A continuación, Concepción le quitó el hábito a Damián hasta que pudo llegar con sus manos a palpar las axilas del hombre.
—¡Virgen santísima, lo que sospechaba! —afirmó con gran preocupación la monja.
—Pero… no entiendo nada, Concepción. No me alarmes, te lo ruego. ¿Es que se va a morir este hombre de Dios?
—Peor, madre, creo que vamos a morir todas. Yo le he tocado al reconocerlo y tú has permanecido cerca de él al confesarte. Sin pretender exagerar, Verónica, pero… ¿es que no has oído los rumores?
—Normalmente, suelo evitar los rumores. Simplemente, no me gustan ni contribuyen a la buena convivencia entre nosotras. Además, aquí las noticias de fuera suelen llegar tarde. Recuerda que vivimos aisladas para cumplir mejor con nuestra misión. Sin embargo, viendo tu cara, lo admito: me has asustado. Venga ya —expresó Verónica mientras que agarraba del brazo a la otra monja—, no me digas que estamos ante un brote de peste.

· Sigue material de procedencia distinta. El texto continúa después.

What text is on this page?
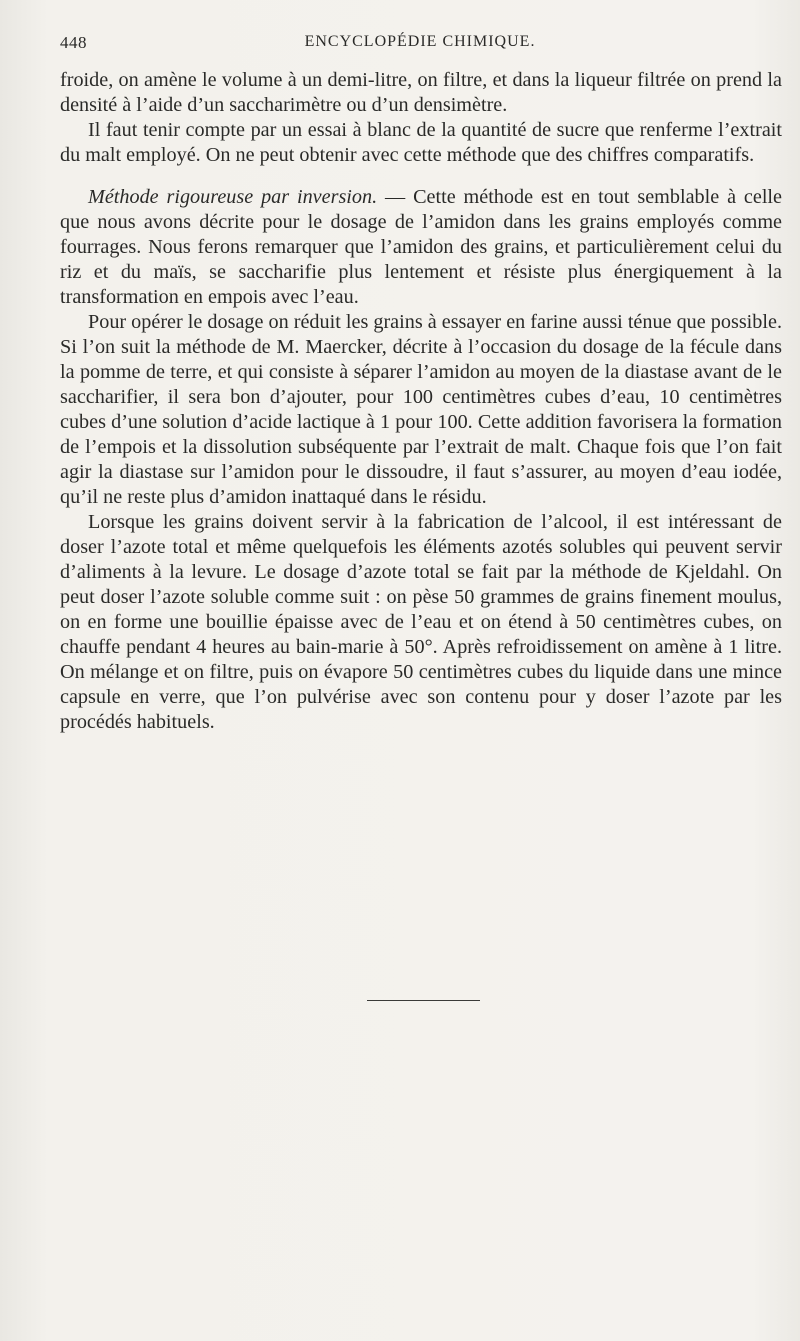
448	ENCYCLOPÉDIE CHIMIQUE.

froide, on amène le volume à un demi-litre, on filtre, et dans la liqueur filtrée on prend la densité à l’aide d’un saccharimètre ou d’un densimètre.

Il faut tenir compte par un essai à blanc de la quantité de sucre que renferme l’extrait du malt employé. On ne peut obtenir avec cette méthode que des chiffres comparatifs.

Méthode rigoureuse par inversion. — Cette méthode est en tout semblable à celle que nous avons décrite pour le dosage de l’amidon dans les grains employés comme fourrages. Nous ferons remarquer que l’amidon des grains, et particulièrement celui du riz et du maïs, se saccharifie plus lentement et résiste plus énergiquement à la transformation en empois avec l’eau.

Pour opérer le dosage on réduit les grains à essayer en farine aussi ténue que possible. Si l’on suit la méthode de M. Maercker, décrite à l’occasion du dosage de la fécule dans la pomme de terre, et qui consiste à séparer l’amidon au moyen de la diastase avant de le saccharifier, il sera bon d’ajouter, pour 100 centimètres cubes d’eau, 10 centimètres cubes d’une solution d’acide lactique à 1 pour 100. Cette addition favorisera la formation de l’empois et la dissolution subséquente par l’extrait de malt. Chaque fois que l’on fait agir la diastase sur l’amidon pour le dissoudre, il faut s’assurer, au moyen d’eau iodée, qu’il ne reste plus d’amidon inattaqué dans le résidu.

Lorsque les grains doivent servir à la fabrication de l’alcool, il est intéressant de doser l’azote total et même quelquefois les éléments azotés solubles qui peuvent servir d’aliments à la levure. Le dosage d’azote total se fait par la méthode de Kjeldahl. On peut doser l’azote soluble comme suit : on pèse 50 grammes de grains finement moulus, on en forme une bouillie épaisse avec de l’eau et on étend à 50 centimètres cubes, on chauffe pendant 4 heures au bain-marie à 50°. Après refroidissement on amène à 1 litre. On mélange et on filtre, puis on évapore 50 centimètres cubes du liquide dans une mince capsule en verre, que l’on pulvérise avec son contenu pour y doser l’azote par les procédés habituels.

—Lo siento en el alma, madre, porque se trata de una pésima noticia. Mi opinión es que estamos ante el comienzo de una enfermedad de cuyos efectos Dios nos libre. Ojalá que me equivoque, pero me temo que la peste ha entrado en nuestro convento. Antes de venir hoy, el padre Damián ya estaba contaminado.
Ambas mujeres no pudieron evitar que un escalofrío les recorriese la espalda, lo que las llevó instintivamente a arrodillarse y seguidamente, a abrazarse. Tras unos instantes de absoluta incertidumbre sobre lo que hacer…
—Ahora que lo recuerdo —dijo temblando la superiora—, el franciscano estuvo en Sevilla no hace mucho con otros curas y frailes en una reunión con el arzobispo. Fue él mismo quien me lo dijo antes de viajar. Por eso se ausentó de la ciudad la semana pasada y no apareció por aquí. Ahora lo entiendo todo: regresó hace dos jornadas y durante ese tiempo estuvo incubando la enfermedad. Quizá no le dio la debida importancia a los síntomas que tenía ayer y por eso acudió hoy al monasterio a confesar.